UM OLHAR SOBRE A IGREJA

-----------No atual contexto cultural, a prática da fé exige que sintonizemos com as necessidades religiosas e espirituais das pessoas que buscam um encontro mais personalizado em suas relações e uma presença mais responsável e solidária dentro da comunidade. A experiência de encontros profundos não acontece tanto no nível de normas e doutrinas (poder), mas no setor da convivência (amor).

-----------Na ação pastoral é preciso que nos orientemos para essa chamada mentalidade moderna, que valoriza sentimentos e experiências envolventes com acolhida, partilha, confirmação, participação e criatividade. Em tal dimensão de Igreja, pesa bem menos a dimensão hierárquica, sendo que as pessoas precisam ser mais acompanhadas que ser conduzidas.

-----------Em um ambiente fragmentado é bem menos intensa a estrutura e a identidade da vida de fé, enquanto o processo de individualização deixa as pessoas andar com seus próprios pés sem dispensá-las de descobrir e delinear, por uma ajuda mútua, suas verdades subjetivas dentro de uma tradição que, na liberdade, merece respeito, pois é nela que (re)vitalizamos a religiosidade.

-----------Nós cristãos do Carmo-Sion, em ritmo de conscientização e engajamento, refletindo a esperança e as angústias da Igreja, manifestamos, em nome da Comunidade Paroquial, nossa disposição de construir, dia a dia, uma Igreja que realmente se disponha a assumir a riqueza da fé cristã em uma perspectiva transformadora. Precisamos prolongar e adaptar o esforço libertador de Jesus.

-----------Acontece que, perto e longe, há entre os fiéis os que percebem a Igreja qual mãe ultrapassada. pela qual ainda têm um carinho de gratidão e respeito por lhes ter legado valiosas riquezas de vida. Mas ela lhes dá, não raro, a impressão de manter-se distante demais da atualidade com seus problemas, perspectivas e anseios modernos que pedem adesão e profunda renovação.
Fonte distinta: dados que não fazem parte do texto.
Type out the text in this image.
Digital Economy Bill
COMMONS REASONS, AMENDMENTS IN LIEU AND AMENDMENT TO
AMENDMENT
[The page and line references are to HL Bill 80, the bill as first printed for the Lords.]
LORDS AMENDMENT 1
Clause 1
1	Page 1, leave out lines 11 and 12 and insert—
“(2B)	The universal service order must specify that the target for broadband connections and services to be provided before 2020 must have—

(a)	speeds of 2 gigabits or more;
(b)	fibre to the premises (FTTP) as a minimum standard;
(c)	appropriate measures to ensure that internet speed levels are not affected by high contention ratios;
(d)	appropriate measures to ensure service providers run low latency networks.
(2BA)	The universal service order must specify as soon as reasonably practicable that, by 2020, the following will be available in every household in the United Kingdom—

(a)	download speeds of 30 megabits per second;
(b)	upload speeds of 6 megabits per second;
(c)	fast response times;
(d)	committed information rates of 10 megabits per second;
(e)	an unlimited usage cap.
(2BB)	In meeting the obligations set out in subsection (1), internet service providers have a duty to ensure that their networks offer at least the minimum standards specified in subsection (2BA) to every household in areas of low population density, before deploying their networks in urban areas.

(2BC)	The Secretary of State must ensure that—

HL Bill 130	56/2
-----------Nestes sessenta anos de Paróquia temos feito um esforço para apoiar a abertura que resultou do Concílio Vaticano II, depois confirmada pela Conferência Episcopal de Medellin, buscando corajosamente uma aproximação fraterna com o diferente em vista de relações enriquecidas. Nossa missão tem sido fazer questionamentos, realizar novas experiências e multiplicar ensaios de comunhão e participação nos diversos setores da ação pastoral e promocional.
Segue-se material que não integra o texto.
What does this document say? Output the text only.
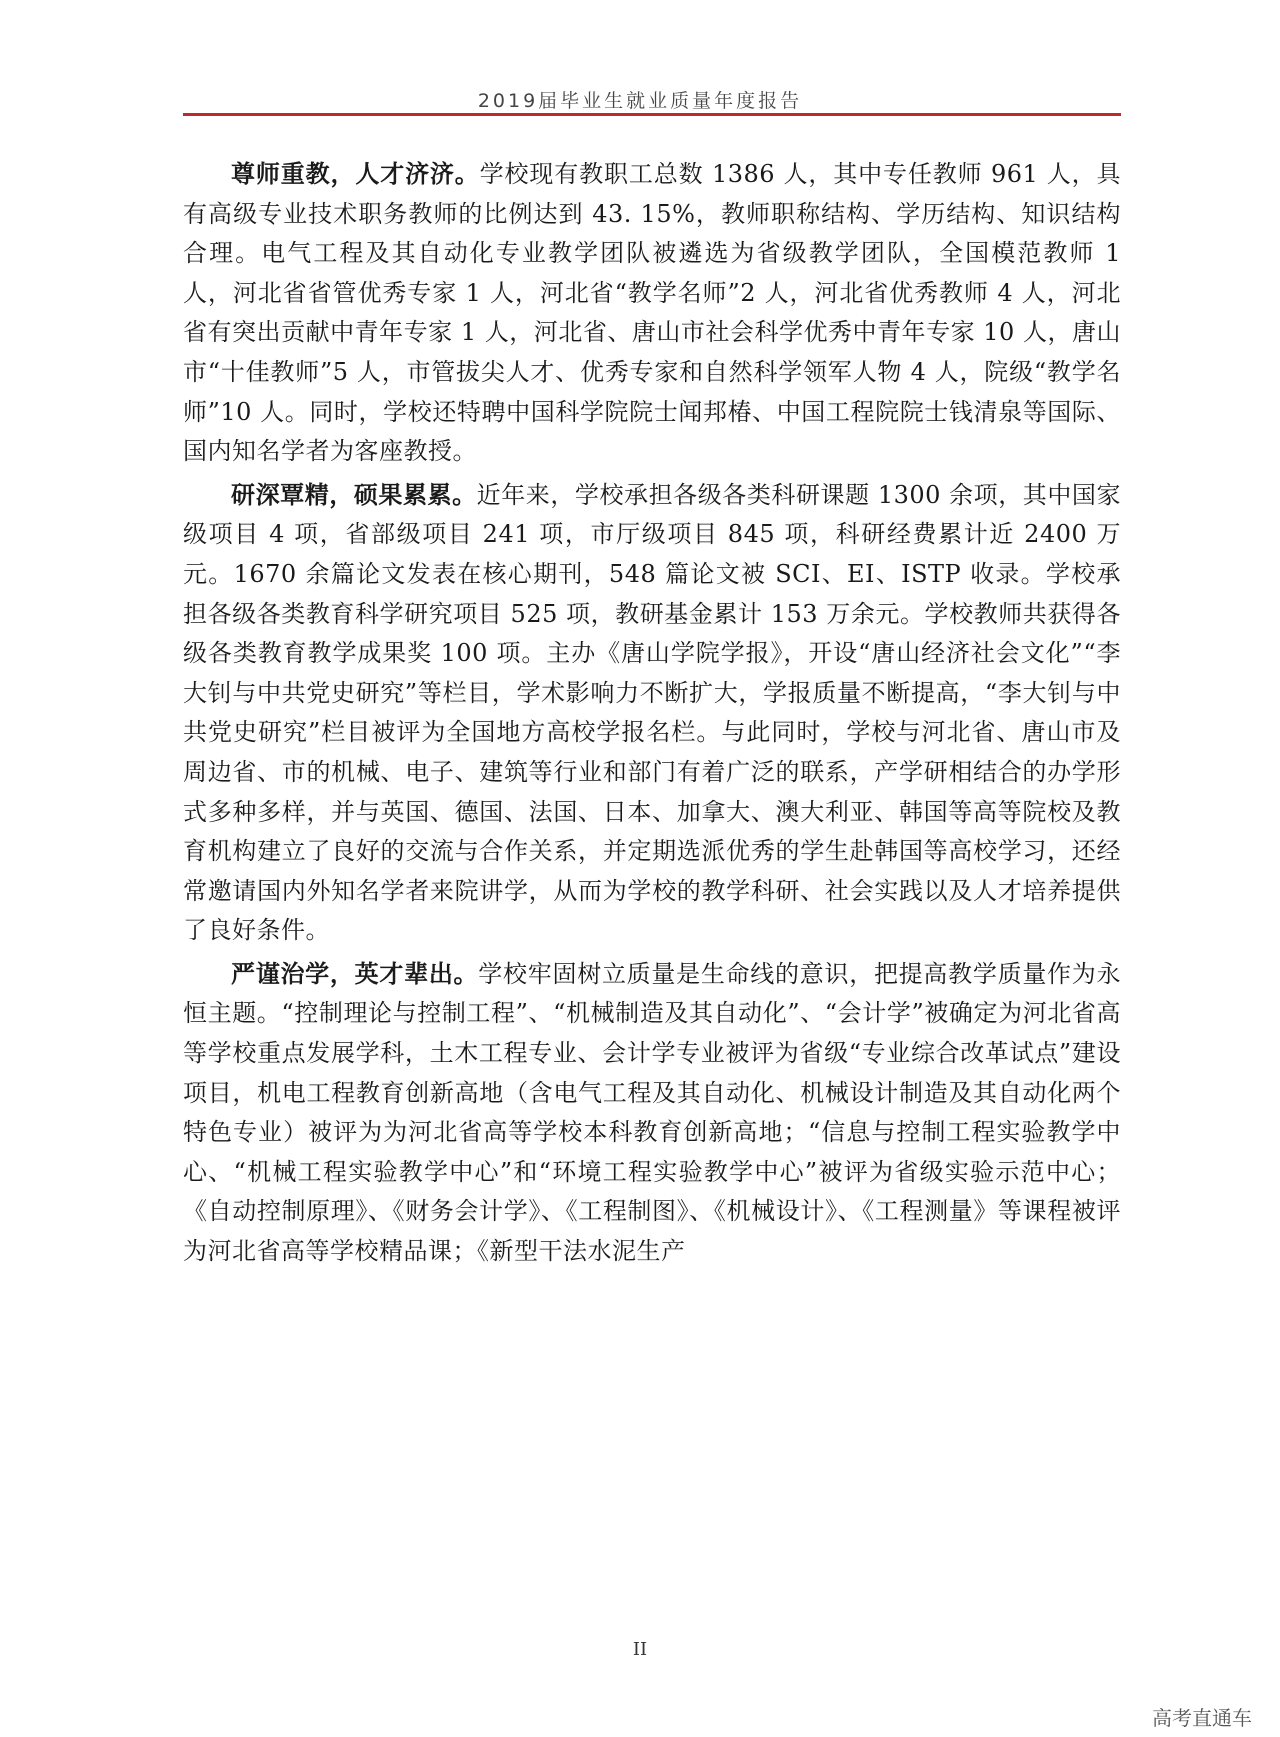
2019届毕业生就业质量年度报告

尊师重教，人才济济。学校现有教职工总数 1386 人，其中专任教师 961 人，具有高级专业技术职务教师的比例达到 43. 15%，教师职称结构、学历结构、知识结构合理。电气工程及其自动化专业教学团队被遴选为省级教学团队，全国模范教师 1 人，河北省省管优秀专家 1 人，河北省“教学名师”2 人，河北省优秀教师 4 人，河北省有突出贡献中青年专家 1 人，河北省、唐山市社会科学优秀中青年专家 10 人，唐山市“十佳教师”5 人，市管拔尖人才、优秀专家和自然科学领军人物 4 人，院级“教学名师”10 人。同时，学校还特聘中国科学院院士闻邦椿、中国工程院院士钱清泉等国际、国内知名学者为客座教授。

研深覃精，硕果累累。近年来，学校承担各级各类科研课题 1300 余项，其中国家级项目 4 项，省部级项目 241 项，市厅级项目 845 项，科研经费累计近 2400 万元。1670 余篇论文发表在核心期刊，548 篇论文被 SCI、EI、ISTP 收录。学校承担各级各类教育科学研究项目 525 项，教研基金累计 153 万余元。学校教师共获得各级各类教育教学成果奖 100 项。主办《唐山学院学报》，开设“唐山经济社会文化”“李大钊与中共党史研究”等栏目，学术影响力不断扩大，学报质量不断提高，“李大钊与中共党史研究”栏目被评为全国地方高校学报名栏。与此同时，学校与河北省、唐山市及周边省、市的机械、电子、建筑等行业和部门有着广泛的联系，产学研相结合的办学形式多种多样，并与英国、德国、法国、日本、加拿大、澳大利亚、韩国等高等院校及教育机构建立了良好的交流与合作关系，并定期选派优秀的学生赴韩国等高校学习，还经常邀请国内外知名学者来院讲学，从而为学校的教学科研、社会实践以及人才培养提供了良好条件。

严谨治学，英才辈出。学校牢固树立质量是生命线的意识，把提高教学质量作为永恒主题。“控制理论与控制工程”、“机械制造及其自动化”、“会计学”被确定为河北省高等学校重点发展学科，土木工程专业、会计学专业被评为省级“专业综合改革试点”建设项目，机电工程教育创新高地（含电气工程及其自动化、机械设计制造及其自动化两个特色专业）被评为为河北省高等学校本科教育创新高地；“信息与控制工程实验教学中心、“机械工程实验教学中心”和“环境工程实验教学中心”被评为省级实验示范中心；《自动控制原理》、《财务会计学》、《工程制图》、《机械设计》、《工程测量》等课程被评为河北省高等学校精品课；《新型干法水泥生产

II
高考直通车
-----------Clamamos por uma Igreja que amenize sua ansiosa preocupação doutrinária e disciplinar e, em vez disso, ouse mergulhar na ousadia do amor. Só dessa maneira será capaz de manter suas portas abertas em forma de acolhida, até mesmo para aqueles que, do lado de fora, dão testemunho de uma corajosa luta por mais justiça e fraternidade com libertação e integração.

-----------Historicamente somos forçados a perceber o poder na Igreja muito autoritário e centralizador, no que diz respeito, prioritariamente, ao que ela considera como verdades e valores, mal se dando conta de que os mesmos têm de desdobrar-se, progressivamente, ao longo do acontecer histórico com a participação de toda a comunidade. Jesus não deixou uma Igreja de doutores e alunos, mas um movimento de irmãos em clima do serviço de autêntica cidadania.
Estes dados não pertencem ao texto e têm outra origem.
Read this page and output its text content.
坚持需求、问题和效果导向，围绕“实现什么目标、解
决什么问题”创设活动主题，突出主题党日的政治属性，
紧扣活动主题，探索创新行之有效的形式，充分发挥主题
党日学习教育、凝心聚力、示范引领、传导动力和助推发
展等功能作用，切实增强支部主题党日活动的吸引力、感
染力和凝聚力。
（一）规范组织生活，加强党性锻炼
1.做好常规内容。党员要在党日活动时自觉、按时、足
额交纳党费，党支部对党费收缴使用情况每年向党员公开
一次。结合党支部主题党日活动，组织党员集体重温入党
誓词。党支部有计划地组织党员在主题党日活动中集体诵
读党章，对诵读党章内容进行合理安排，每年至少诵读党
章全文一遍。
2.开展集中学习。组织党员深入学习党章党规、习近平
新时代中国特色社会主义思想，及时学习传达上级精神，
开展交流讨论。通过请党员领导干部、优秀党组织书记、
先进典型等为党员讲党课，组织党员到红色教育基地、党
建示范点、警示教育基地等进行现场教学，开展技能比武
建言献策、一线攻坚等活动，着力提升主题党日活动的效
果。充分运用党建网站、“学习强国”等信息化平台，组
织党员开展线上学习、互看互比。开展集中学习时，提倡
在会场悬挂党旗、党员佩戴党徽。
-----------Gostaríamos tanto que a instituição eclesiástica fosse menos hostil ao que acontece no mundo, mostrando-se mais fiel aos “sinais dos tempos” e melhor identificada com o processo histórico, sempre em evolução, fazendo-se sensível às necessidades e potencialidades de pessoas, grupos e povos, de filosofias de vida, culturas e religiões.

-----------Na perspectiva de nossa fé, acreditamos que a graça divina , está onipresente, tanto no progresso científico e tecnológico como no todo da modernidade com seu decréscimo na pertença a uma religião. Cabe justamente à Igreja testemunhar que o Reino de Deus está presente nas realidades cotidianas e nas realizações humanas; e que hoje seus fiéis, mais que ovelhas passivas na obediência, hão de ser cidadãos participantes e místicos no dinamismo do Espírito.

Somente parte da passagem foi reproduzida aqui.